Reining In Medicare Costs Isn't Hurting Patient CareGene Koretz
When the government imposed a prospective payment system on hospitals in 1983 to control runaway medicare costs, many critics in the medical community were alarmed. Because government reimbursement was now fixed in advance based on a patient's diagnostic category, they feared that hospitals would be prone to discharge elderly patients too quickly in order to avoid losing money.
The good news is that such fears appear to have been largely unfounded. According to an initial evaluation by a RAND Corp. research team led by physicians Katherine L. Kahn and Robert H. Brook, the quality of hospital-based care received by the elderly during the 1980s actually improved dramatically.

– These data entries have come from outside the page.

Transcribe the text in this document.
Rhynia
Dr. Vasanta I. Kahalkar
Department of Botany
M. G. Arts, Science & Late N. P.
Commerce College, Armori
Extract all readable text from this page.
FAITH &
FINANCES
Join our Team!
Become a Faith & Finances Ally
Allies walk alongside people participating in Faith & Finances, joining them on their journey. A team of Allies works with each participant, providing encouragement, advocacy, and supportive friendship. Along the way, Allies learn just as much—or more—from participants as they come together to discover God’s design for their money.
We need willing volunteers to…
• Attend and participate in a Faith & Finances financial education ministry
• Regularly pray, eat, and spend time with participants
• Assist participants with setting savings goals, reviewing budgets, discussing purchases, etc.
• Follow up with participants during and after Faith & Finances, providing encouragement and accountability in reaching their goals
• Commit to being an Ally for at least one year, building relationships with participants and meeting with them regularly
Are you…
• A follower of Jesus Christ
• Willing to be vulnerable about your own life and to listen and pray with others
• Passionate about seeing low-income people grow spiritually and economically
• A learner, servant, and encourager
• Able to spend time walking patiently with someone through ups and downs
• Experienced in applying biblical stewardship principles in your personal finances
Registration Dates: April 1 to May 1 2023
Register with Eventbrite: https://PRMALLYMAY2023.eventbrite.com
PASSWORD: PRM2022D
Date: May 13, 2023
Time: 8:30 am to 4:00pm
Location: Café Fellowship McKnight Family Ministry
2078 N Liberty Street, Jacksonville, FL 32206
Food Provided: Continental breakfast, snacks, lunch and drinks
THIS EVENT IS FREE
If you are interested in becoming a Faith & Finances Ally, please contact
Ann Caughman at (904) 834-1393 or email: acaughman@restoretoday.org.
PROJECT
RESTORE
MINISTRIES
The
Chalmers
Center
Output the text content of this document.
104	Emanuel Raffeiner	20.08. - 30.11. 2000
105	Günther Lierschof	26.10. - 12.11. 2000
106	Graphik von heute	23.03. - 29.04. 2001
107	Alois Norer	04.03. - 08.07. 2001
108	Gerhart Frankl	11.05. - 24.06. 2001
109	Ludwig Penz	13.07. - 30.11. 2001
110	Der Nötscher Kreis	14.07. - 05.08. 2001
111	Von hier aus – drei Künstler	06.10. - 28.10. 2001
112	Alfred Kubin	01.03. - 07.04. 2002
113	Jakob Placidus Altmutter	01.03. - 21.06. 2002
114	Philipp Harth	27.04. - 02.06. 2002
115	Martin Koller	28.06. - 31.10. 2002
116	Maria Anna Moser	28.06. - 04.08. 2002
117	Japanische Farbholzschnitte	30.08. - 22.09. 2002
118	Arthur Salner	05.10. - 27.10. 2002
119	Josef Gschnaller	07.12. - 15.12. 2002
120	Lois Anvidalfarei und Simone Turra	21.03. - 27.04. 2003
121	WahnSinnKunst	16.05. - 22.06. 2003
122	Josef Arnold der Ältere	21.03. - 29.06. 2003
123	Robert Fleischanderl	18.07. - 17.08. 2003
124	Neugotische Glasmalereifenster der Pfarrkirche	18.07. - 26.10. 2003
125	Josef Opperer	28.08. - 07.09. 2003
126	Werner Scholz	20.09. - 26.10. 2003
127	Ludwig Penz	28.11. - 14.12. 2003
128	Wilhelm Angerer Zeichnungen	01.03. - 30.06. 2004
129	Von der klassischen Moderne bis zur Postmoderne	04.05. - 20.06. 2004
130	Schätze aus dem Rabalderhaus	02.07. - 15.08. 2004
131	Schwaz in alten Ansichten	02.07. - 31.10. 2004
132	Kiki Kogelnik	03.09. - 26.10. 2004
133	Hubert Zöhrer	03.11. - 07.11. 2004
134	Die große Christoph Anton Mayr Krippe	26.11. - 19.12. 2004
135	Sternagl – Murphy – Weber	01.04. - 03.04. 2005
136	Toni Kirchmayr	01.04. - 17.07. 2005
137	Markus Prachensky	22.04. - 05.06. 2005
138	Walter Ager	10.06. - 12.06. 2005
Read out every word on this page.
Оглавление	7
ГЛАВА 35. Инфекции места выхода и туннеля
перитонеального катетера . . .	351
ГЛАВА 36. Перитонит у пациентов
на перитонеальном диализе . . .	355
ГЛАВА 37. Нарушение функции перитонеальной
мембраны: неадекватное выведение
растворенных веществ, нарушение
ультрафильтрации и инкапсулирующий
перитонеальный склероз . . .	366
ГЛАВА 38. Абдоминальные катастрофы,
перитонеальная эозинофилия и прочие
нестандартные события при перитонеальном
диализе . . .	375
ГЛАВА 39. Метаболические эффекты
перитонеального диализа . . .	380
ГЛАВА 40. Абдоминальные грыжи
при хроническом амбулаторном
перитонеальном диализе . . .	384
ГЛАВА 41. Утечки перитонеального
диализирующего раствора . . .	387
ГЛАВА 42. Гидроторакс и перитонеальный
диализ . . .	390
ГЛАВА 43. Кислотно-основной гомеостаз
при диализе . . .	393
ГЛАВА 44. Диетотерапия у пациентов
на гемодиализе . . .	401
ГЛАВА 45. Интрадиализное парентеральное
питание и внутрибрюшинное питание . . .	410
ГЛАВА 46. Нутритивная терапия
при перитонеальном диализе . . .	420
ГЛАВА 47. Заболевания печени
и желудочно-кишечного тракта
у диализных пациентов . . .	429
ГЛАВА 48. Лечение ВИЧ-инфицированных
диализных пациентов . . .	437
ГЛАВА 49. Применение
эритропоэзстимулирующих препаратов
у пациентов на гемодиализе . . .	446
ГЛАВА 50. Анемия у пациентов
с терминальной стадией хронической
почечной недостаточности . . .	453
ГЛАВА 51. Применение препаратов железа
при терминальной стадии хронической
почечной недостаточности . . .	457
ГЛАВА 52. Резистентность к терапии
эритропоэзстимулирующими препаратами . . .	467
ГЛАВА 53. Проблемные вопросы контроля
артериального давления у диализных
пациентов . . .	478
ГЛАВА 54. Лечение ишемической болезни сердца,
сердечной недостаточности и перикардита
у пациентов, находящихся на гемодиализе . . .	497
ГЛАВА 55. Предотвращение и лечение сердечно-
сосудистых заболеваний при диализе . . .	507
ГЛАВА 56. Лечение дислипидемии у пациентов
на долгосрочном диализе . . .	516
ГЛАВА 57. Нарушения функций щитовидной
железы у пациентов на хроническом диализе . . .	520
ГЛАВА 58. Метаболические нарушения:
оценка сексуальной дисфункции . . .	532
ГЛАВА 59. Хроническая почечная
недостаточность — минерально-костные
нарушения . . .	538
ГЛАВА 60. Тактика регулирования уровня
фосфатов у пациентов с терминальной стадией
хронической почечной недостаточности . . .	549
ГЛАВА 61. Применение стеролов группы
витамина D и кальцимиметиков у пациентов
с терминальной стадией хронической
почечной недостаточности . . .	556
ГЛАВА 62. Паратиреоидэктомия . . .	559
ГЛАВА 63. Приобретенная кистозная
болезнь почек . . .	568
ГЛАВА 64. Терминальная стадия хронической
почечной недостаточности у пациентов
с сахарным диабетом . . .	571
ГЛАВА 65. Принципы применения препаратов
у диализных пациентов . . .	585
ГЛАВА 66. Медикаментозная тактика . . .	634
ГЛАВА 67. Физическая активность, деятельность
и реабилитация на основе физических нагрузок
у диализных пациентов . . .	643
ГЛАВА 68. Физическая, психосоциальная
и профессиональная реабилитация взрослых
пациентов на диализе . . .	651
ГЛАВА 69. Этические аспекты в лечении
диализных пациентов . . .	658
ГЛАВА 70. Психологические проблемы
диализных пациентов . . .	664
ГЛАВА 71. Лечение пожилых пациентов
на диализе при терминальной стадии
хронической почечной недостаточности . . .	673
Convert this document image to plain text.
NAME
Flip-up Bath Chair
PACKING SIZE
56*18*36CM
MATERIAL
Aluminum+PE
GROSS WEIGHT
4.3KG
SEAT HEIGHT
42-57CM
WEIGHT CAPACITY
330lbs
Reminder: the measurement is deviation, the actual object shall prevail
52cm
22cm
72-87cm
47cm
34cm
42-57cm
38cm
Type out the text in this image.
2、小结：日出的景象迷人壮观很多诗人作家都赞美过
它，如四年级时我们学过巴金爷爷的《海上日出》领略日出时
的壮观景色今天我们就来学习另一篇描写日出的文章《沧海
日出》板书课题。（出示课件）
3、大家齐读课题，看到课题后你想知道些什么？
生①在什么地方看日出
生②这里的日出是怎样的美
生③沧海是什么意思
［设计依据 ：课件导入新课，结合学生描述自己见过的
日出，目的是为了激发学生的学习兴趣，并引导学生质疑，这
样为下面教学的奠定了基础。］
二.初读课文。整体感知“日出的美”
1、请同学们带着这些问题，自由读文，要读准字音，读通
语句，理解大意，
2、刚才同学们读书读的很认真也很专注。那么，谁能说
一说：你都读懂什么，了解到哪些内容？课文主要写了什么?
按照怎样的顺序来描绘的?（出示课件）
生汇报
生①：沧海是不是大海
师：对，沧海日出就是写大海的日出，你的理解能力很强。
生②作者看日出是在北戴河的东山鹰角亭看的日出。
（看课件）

The researchers studied care and outcomes for more than 14,000 elderly patients suffering from conditions ranging from stroke and heart disease to pneumonia and hip fractures. They found that the average hospital stay of such patients declined by 3.4 days, or 25%, after the payment reform went into effect. Yet the percentage of elderly patients receiving poor or very poor hospital care fell sharply, from 25% to 12%. And mortality in the first 30 days after discharge declined significantly by more than one percentage point, to 15.5%.
The study did raise some warning flags. It found that the number of patients sent home in a medically unstable condition--rapid heart rate, shortness of breath, confusion, and the like--rose from 10.3% to 14.7%, a trend that lessened the improvement in survival rates recorded for the total patient population. And the postdischarge death rates for the 12% of patients who received poor hospital care remained far higher than for those receiving very good care.
In sum, despite clear improvements in care, says Brook, "we still have a long way to go to make hospital quality as good as we would like it to be."